New survey results from the Pew Forum on Religion and Public Life show that one in five adult Americans—and one in three young adults—claim no religious affiliation, including 13 million who self-identify as atheist or agnostic. These are the highest percentages ever in Pew Research polling history. The number of religiously unaffiliated has grown from 15 percent to 20 percent in the past five years.
John Green, a senior research adviser at Pew speaking to CNN, breaks the religiously unaffiliated into three groups. First, he says, are those who were raised totally outside organized religion. Second are groups of people who were unhappy with their religions and left. The third group, Green says, comprises Americans who were never really engaged with religion in the first place, even though they were raised in religious households.
“In the past, we would describe those people as nominally affiliated. They might say, ‘I am Catholic; I am a Baptist,’ but they never went” to services, Green says of this last group. “Now, they feel a lot more comfortable just saying, ‘You know, I am really nothing.'” Green adds there’s a lot less stigma associated with being religiously unaffiliated than in the past.

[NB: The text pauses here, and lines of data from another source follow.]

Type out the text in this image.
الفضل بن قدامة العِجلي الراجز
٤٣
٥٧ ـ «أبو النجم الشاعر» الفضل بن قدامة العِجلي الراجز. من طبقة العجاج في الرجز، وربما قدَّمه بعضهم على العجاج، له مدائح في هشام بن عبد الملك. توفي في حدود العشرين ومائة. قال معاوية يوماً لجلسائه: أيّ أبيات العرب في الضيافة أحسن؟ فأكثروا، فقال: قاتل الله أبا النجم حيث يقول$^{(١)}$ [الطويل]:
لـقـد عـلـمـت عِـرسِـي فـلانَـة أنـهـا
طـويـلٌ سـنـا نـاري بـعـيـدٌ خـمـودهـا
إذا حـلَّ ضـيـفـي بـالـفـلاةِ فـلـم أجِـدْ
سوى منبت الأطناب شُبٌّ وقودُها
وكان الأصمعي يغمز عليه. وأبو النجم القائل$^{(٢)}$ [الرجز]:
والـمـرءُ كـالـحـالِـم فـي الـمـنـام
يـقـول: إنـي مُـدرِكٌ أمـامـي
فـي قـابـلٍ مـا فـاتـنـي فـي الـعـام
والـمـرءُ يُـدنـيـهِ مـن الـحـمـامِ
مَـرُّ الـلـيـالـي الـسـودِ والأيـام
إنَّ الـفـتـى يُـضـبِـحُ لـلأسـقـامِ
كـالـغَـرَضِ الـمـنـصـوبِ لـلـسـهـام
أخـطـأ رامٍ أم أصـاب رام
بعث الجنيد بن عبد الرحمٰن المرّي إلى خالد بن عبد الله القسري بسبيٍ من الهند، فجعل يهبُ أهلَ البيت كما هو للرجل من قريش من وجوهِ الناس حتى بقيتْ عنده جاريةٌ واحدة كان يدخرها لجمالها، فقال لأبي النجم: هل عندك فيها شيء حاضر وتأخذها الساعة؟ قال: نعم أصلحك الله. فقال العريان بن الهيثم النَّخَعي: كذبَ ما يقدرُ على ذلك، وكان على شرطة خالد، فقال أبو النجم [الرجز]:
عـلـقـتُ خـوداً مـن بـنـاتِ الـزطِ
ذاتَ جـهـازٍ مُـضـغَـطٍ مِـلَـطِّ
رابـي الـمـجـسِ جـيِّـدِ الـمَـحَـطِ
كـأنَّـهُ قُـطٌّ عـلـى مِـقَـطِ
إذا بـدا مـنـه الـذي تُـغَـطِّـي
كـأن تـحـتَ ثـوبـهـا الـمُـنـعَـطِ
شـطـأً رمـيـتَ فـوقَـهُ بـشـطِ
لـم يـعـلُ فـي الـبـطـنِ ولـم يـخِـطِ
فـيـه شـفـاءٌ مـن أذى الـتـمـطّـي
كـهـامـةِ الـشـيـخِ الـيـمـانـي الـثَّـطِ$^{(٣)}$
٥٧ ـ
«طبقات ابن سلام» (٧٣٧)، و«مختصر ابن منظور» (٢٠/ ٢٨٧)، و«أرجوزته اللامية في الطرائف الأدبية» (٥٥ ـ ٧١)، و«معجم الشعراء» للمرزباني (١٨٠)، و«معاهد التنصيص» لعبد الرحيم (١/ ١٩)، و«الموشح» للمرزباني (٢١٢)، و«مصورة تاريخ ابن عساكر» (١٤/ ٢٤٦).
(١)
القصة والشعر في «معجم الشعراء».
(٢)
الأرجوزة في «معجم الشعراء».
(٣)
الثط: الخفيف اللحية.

The survey results also found that many of the country’s 46 million unaffiliated adults are religious or spiritual in some way. Two-thirds of them say they believe in God (68%). More than half say they often feel a deep connection with nature and the earth (58%), while more than a third classify themselves as “spiritual” but not “religious” (37%), and one-in-five (21%) say they pray every day. In addition, most religiously unaffiliated Americans think that churches and other religious institutions benefit society by strengthening community bonds and aiding the poor.